ABLE Accounts: These tax-advantaged savings accounts allow for individuals who became disabled before they turn 26 to save without hurting their eligibility to other government benefit programs. ABLE accounts are similar to 529 plans. Contributions can be made by anyone but are capped at $15,000 per year. If the ABLE account exceeds $100,000, the individual is no longer eligible for SSI.
Parents can find additional benefits including nonprofit scholarships, online resources and other government programs via the Benefits Finder, a government site. Nadworny recommends applying for all the programs available, even if your child may not qualify. Some programs often have long wait times, so it’s smart to apply as soon as possible.
While government programs can cover basic care and expenses for a child with disabilities, personal savings will have to cover everything else.
“You don’t want your child to rely on the government for all of their support,” she said. “There’s no guarantee that these programs will last. Legislation can change. Parents should save and prepare some on their own.”
One of the biggest fears parents have is passing away without leaving proper care for their child. Some children with disabilities may never be able to fully support themselves and will need care for the rest of their lives.
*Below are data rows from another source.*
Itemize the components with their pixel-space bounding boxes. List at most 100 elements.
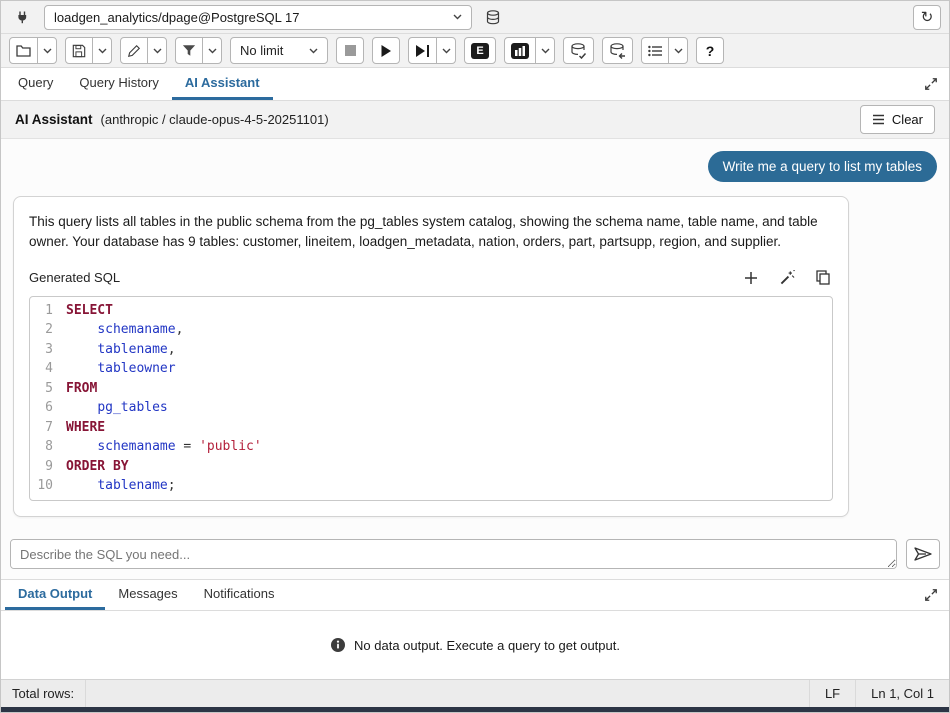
rollback-button[interactable] <box>602 37 633 64</box>
tab-notifications-label: Notifications <box>204 586 275 601</box>
assistant-response-card: This query lists all tables in the publi… <box>13 196 849 517</box>
chat-area: Write me a query to list my tables This … <box>1 139 949 533</box>
expand-panel-button[interactable] <box>917 72 945 97</box>
tab-query-label: Query <box>18 75 53 90</box>
generated-sql-label: Generated SQL <box>29 270 120 285</box>
tab-data-output[interactable]: Data Output <box>5 580 105 610</box>
code-line: 6 pg_tables <box>30 398 832 418</box>
reset-layout-button[interactable]: ↻ <box>913 5 941 30</box>
cancel-query-button[interactable] <box>336 37 364 64</box>
execute-options-menu-button[interactable] <box>436 37 456 64</box>
row-limit-select[interactable]: No limit <box>230 37 328 64</box>
connection-select[interactable]: loadgen_analytics/dpage@PostgreSQL 17 <box>44 5 472 30</box>
status-bar: Total rows: LF Ln 1, Col 1 <box>1 679 949 707</box>
folder-icon <box>16 44 31 57</box>
query-tool-tabbar: Query Query History AI Assistant <box>1 68 949 101</box>
code-line: 1SELECT <box>30 301 832 321</box>
tab-data-output-label: Data Output <box>18 586 92 601</box>
ai-assistant-model: (anthropic / claude-opus-4-5-20251101) <box>101 112 329 127</box>
explain-button[interactable]: E <box>464 37 496 64</box>
output-tabbar: Data Output Messages Notifications <box>1 579 949 611</box>
chevron-down-icon <box>453 14 462 20</box>
new-connection-button[interactable] <box>479 5 507 30</box>
copy-sql-button[interactable] <box>813 268 833 288</box>
help-button[interactable]: ? <box>696 37 724 64</box>
query-tool-window: loadgen_analytics/dpage@PostgreSQL 17 ↻ <box>1 1 949 712</box>
execute-options-button[interactable] <box>408 37 437 64</box>
code-line: 4 tableowner <box>30 359 832 379</box>
pencil-icon <box>127 44 141 58</box>
execute-button[interactable] <box>372 37 400 64</box>
chevron-down-icon <box>674 48 683 54</box>
macro-button[interactable] <box>641 37 669 64</box>
macro-menu-button[interactable] <box>668 37 688 64</box>
filter-menu-button[interactable] <box>202 37 222 64</box>
info-icon <box>330 637 346 653</box>
macro-list-icon <box>648 45 662 57</box>
total-rows-label: Total rows: <box>1 680 86 707</box>
tab-messages-label: Messages <box>118 586 177 601</box>
tab-ai-assistant[interactable]: AI Assistant <box>172 68 273 100</box>
database-icon <box>486 10 500 25</box>
clear-button[interactable]: Clear <box>860 105 935 134</box>
explain-analyze-icon <box>511 43 529 59</box>
rollback-icon <box>609 43 626 59</box>
chevron-down-icon <box>98 48 107 54</box>
clear-button-label: Clear <box>892 112 923 127</box>
chevron-down-icon <box>541 48 550 54</box>
insert-sql-button[interactable] <box>741 268 761 288</box>
generated-sql-code-block: 1SELECT2 schemaname,3 tablename,4 tableo… <box>29 296 833 501</box>
save-button[interactable] <box>65 37 93 64</box>
tab-query[interactable]: Query <box>5 68 66 100</box>
expand-output-panel-button[interactable] <box>917 583 945 608</box>
open-file-menu-button[interactable] <box>37 37 57 64</box>
reset-layout-icon: ↻ <box>921 8 934 26</box>
send-button[interactable] <box>906 539 940 569</box>
open-file-button[interactable] <box>9 37 38 64</box>
row-limit-label: No limit <box>240 43 283 58</box>
edit-menu-button[interactable] <box>147 37 167 64</box>
ai-assistant-title: AI Assistant <box>15 112 93 127</box>
explain-analyze-menu-button[interactable] <box>535 37 555 64</box>
commit-icon <box>570 43 587 59</box>
plug-icon <box>15 9 31 25</box>
expand-icon <box>924 588 938 602</box>
tab-notifications[interactable]: Notifications <box>191 580 288 610</box>
chevron-down-icon <box>153 48 162 54</box>
tab-messages[interactable]: Messages <box>105 580 190 610</box>
commit-button[interactable] <box>563 37 594 64</box>
explain-analyze-button[interactable] <box>504 37 536 64</box>
code-line: 2 schemaname, <box>30 320 832 340</box>
connection-label: loadgen_analytics/dpage@PostgreSQL 17 <box>54 10 299 25</box>
tab-query-history-label: Query History <box>79 75 158 90</box>
play-script-icon <box>415 44 430 58</box>
tab-query-history[interactable]: Query History <box>66 68 171 100</box>
plus-icon <box>744 271 758 285</box>
filter-button[interactable] <box>175 37 203 64</box>
explain-icon: E <box>471 43 489 59</box>
connection-bar: loadgen_analytics/dpage@PostgreSQL 17 ↻ <box>1 1 949 34</box>
play-icon <box>380 44 392 58</box>
chevron-down-icon <box>43 48 52 54</box>
code-line: 8 schemaname = 'public' <box>30 437 832 457</box>
help-icon: ? <box>706 43 715 59</box>
sql-code-lines: 1SELECT2 schemaname,3 tablename,4 tableo… <box>30 301 832 496</box>
apply-sql-button[interactable] <box>777 268 797 288</box>
save-menu-button[interactable] <box>92 37 112 64</box>
code-line: 10 tablename; <box>30 476 832 496</box>
stop-icon <box>345 45 356 56</box>
send-icon <box>914 547 932 561</box>
tab-ai-assistant-label: AI Assistant <box>185 75 260 90</box>
filter-icon <box>182 44 196 57</box>
code-line: 7WHERE <box>30 418 832 438</box>
copy-icon <box>816 270 830 285</box>
window-bottom-edge <box>1 707 949 712</box>
user-message-bubble: Write me a query to list my tables <box>708 151 937 182</box>
code-line: 9ORDER BY <box>30 457 832 477</box>
query-tool-button[interactable] <box>9 5 37 30</box>
chevron-down-icon <box>208 48 217 54</box>
ai-assistant-header: AI Assistant (anthropic / claude-opus-4-… <box>1 101 949 139</box>
prompt-input[interactable] <box>10 539 897 569</box>
edit-button[interactable] <box>120 37 148 64</box>
code-line: 3 tablename, <box>30 340 832 360</box>
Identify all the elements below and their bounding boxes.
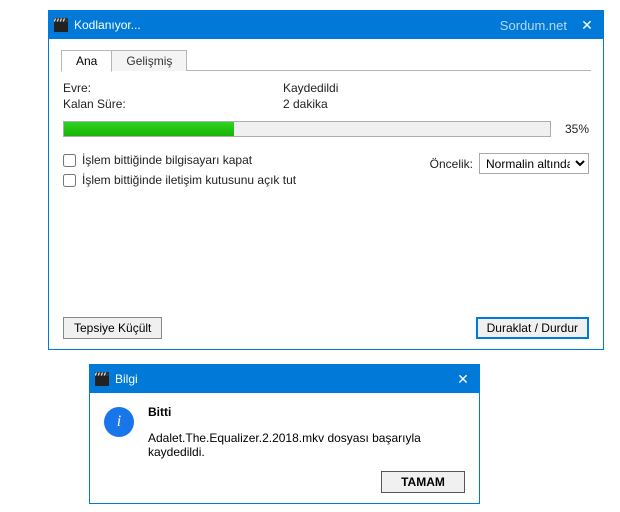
checkbox-keep-dialog[interactable]: İşlem bittiğinde iletişim kutusunu açık … [63, 173, 296, 187]
titlebar[interactable]: Kodlanıyor... Sordum.net ✕ [49, 11, 603, 39]
info-dialog: Bilgi ✕ i Bitti Adalet.The.Equalizer.2.2… [89, 364, 480, 504]
priority-select[interactable]: Normalin altında [479, 153, 589, 174]
checkbox-shutdown-label: İşlem bittiğinde bilgisayarı kapat [82, 153, 252, 167]
dialog-title: Bilgi [115, 372, 138, 386]
time-left-row: Kalan Süre: 2 dakika [63, 97, 589, 111]
dialog-message: Adalet.The.Equalizer.2.2018.mkv dosyası … [148, 431, 465, 459]
progress-bar [63, 121, 551, 137]
phase-value: Kaydedildi [283, 81, 589, 95]
phase-label: Evre: [63, 81, 283, 95]
dialog-client: i Bitti Adalet.The.Equalizer.2.2018.mkv … [90, 393, 479, 503]
options-row: İşlem bittiğinde bilgisayarı kapat İşlem… [63, 153, 589, 187]
time-left-value: 2 dakika [283, 97, 589, 111]
titlebar[interactable]: Bilgi ✕ [90, 365, 479, 393]
progress-row: 35% [63, 121, 589, 137]
tab-label: Gelişmiş [126, 54, 172, 68]
dialog-heading: Bitti [148, 405, 465, 419]
progress-percent: 35% [559, 122, 589, 136]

Plan ahead as soon as possible to ensure your child is taken care of.
If you're providing income that your child depends on, you need long-term disability insurance. Long-term disability insurance protects the parent’s ability to earn an income if they become disabled, that way your children don't lose pivotal financial protection.
“The child will be forever dependent on the parents income during their working years,” said Pat Hanzel, certified financial planner and advanced planning specialist for Policygenius. “If the parent becomes disabled they'll not only not be able to support themselves, they won't be able to support their child either.”
Getting whole life insurance may also be the best option for protecting children with disabilities after the death of a parent. As long as the premiums are paid your child can receive benefits for their lifetime. It’s recommended that parents name a custodian to the policy. The custodian can handle the funds after the parent dies.
The federal government disqualifies children with disabilities from receiving government benefits if they assets worth more than $2,000. If they are the beneficiary of a life insurance policy, will or retirement account, that could put them over the limit.
The alternative is to create a trust specifically designed for beneficiaries who are disabled, known as a special needs trust. Grantors can leave specific instructions on how they want the funds to be administered, and can provide financial support to a named guardian while also allowing the beneficiary to qualify for government assistant programs.
A trust can be named as the beneficiary of a life insurance policy, or funded with other investments, like retirement plans or stocks. Learn more about future care planning for children with disabilities.
Financial planning can be overwhelming. Parents of children with disabilities may want to get professional help. Financial planners like Nadworny specialize in disabilities and are attuned to these financial challenges.